Postgres dumps contain encrypted secrets, contact data, run history, and activities. Treat them as sensitive even though the secrets themselves are encrypted:

  • Encrypt backups at rest. Even though secrets in the dump are encrypted, contact data and email content are in plaintext.
  • Limit retention. Old backups are old liabilities.
  • Test restore quarterly. A backup you can’t restore is no backup.

Operating system hygiene

The Maestro container is only as secure as the host OS:

  • Keep Windows 11 Pro updated. Security patches.
  • Run with a non-admin user for daily use. The Docker daemon needs admin rights but interactive logon doesn’t.
  • Enable BitLocker on the system drive. Closes the “stolen laptop” gap noted in the threat model.
  • Audit Cloudflared. It runs as a Windows service. Verify it’s the official binary from cloudflare.com (or your package manager).

What’s planned for v2

When Maestro Cloud ships, the security model changes substantively:

  • First-party authenticationusers and sessions tables in the schema. No more relying on Cloudflare Access exclusively.
  • Multi-tenant data isolation — schema-level or row-level segregation between customer workspaces.
  • Audit logging — explicit log of who did what when. Required for SOC 2.
  • Rate limiting — per-route, per-user, per-org.
  • Penetration testing — a real third-party audit before Cloud GA.
  • SOC 2 Type 2 — when customers ask for it.
  • Hardware-backed key management — AWS KMS or equivalent for the master key, replacing the env-var pattern.
  • Secret rotation tooling — re-encrypt every version under a new master key without downtime.
  • DKIM signing for outbound mail — proper email auth for the marketing site’s transactional sends.

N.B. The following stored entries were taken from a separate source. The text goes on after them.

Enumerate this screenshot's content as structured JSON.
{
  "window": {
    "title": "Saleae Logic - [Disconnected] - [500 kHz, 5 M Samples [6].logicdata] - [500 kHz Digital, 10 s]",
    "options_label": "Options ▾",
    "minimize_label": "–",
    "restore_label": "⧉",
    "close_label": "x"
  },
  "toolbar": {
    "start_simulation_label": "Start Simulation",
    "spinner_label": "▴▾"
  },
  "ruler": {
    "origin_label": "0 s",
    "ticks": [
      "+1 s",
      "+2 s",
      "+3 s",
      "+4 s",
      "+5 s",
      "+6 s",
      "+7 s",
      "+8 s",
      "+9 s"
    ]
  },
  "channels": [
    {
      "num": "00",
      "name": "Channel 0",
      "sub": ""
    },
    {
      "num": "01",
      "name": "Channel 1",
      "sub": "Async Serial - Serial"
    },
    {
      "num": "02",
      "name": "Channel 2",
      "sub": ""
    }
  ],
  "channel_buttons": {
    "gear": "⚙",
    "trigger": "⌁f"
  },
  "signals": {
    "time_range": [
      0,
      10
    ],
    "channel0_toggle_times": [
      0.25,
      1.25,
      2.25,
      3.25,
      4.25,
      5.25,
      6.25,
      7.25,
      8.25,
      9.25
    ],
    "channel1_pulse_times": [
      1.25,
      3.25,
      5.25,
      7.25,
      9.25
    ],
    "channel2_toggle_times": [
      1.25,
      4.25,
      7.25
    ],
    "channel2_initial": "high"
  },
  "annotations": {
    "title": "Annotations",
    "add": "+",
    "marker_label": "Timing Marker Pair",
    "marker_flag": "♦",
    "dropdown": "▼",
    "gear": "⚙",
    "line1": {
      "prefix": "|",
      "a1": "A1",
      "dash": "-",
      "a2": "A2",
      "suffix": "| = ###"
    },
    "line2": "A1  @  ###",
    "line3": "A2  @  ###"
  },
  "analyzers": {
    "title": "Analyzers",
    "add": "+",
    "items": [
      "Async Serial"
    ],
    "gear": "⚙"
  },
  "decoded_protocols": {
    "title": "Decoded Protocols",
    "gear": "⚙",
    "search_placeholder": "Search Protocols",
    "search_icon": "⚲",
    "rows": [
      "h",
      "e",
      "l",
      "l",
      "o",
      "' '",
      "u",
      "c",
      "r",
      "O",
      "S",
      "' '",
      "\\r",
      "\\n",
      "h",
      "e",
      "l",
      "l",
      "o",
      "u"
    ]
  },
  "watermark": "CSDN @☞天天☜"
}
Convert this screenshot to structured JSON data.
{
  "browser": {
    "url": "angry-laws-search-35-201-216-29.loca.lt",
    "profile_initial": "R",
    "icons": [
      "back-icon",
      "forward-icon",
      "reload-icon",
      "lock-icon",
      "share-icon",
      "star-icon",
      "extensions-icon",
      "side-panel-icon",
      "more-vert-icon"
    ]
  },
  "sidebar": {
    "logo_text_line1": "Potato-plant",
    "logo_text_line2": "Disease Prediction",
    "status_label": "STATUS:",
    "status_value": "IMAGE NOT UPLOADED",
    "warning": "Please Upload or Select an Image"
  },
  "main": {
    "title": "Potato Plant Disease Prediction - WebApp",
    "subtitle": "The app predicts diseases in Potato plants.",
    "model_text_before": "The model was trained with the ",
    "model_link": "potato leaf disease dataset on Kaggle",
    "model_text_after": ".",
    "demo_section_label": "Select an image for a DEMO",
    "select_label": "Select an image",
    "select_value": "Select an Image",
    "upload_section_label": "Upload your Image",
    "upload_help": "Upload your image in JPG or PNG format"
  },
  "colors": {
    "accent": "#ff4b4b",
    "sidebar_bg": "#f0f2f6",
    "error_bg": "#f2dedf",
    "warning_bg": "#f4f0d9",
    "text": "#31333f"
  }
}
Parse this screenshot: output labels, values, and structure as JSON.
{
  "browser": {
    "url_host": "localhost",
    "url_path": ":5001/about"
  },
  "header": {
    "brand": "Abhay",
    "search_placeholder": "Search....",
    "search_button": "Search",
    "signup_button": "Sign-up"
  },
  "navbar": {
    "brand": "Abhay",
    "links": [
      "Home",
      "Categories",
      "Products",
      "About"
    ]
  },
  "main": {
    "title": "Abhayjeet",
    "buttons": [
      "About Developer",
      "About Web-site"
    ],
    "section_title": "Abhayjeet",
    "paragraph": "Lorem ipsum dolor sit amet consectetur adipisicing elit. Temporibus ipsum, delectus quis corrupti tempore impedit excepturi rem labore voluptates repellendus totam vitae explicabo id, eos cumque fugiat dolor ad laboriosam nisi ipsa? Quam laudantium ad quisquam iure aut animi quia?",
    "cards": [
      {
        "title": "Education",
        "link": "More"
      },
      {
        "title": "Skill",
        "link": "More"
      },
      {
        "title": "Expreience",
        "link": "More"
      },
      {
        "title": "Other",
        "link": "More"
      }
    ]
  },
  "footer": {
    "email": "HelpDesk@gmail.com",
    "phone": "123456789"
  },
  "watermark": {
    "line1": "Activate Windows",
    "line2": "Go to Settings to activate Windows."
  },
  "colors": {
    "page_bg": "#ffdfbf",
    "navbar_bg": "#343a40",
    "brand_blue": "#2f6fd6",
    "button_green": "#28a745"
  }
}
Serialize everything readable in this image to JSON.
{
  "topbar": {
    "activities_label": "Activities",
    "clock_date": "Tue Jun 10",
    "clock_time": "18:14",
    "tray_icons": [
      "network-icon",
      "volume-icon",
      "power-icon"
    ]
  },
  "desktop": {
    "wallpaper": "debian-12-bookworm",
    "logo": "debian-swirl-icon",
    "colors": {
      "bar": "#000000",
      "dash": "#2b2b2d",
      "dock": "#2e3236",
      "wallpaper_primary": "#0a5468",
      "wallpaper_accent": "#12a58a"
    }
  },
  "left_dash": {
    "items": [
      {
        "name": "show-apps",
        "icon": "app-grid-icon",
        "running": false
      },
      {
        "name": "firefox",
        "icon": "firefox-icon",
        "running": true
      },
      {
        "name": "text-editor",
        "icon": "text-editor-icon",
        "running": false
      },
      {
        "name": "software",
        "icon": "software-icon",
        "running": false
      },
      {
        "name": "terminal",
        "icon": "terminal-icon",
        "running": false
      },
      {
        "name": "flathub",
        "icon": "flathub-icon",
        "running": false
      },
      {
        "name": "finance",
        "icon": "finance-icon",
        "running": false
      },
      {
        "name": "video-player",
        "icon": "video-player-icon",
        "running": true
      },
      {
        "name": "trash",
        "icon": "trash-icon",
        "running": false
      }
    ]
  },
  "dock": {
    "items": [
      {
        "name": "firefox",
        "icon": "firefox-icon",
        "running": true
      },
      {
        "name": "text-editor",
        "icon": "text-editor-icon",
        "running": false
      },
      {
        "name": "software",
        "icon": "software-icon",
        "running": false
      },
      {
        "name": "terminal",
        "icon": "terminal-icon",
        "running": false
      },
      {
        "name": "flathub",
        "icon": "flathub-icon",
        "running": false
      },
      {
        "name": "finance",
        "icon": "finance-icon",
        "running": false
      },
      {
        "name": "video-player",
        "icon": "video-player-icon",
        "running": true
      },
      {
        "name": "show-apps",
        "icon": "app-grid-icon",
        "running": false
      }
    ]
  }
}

None of these are in v1 because v1 is a single-tenant self-host product. They become relevant when Maestro hosts data for someone other than the operator.

Reporting a security issue

If you find a vulnerability — bypass of Cloudflare Access, secret leak, SQL injection, anything that puts an operator’s data at risk — email nick@letmaestro.com with [security] in the subject. Don’t post it as a public GitHub issue first.

For a closed-beta install (single founder, three design partners), responses come within 24h. Once Maestro Cloud ships, this becomes a real responsible-disclosure process.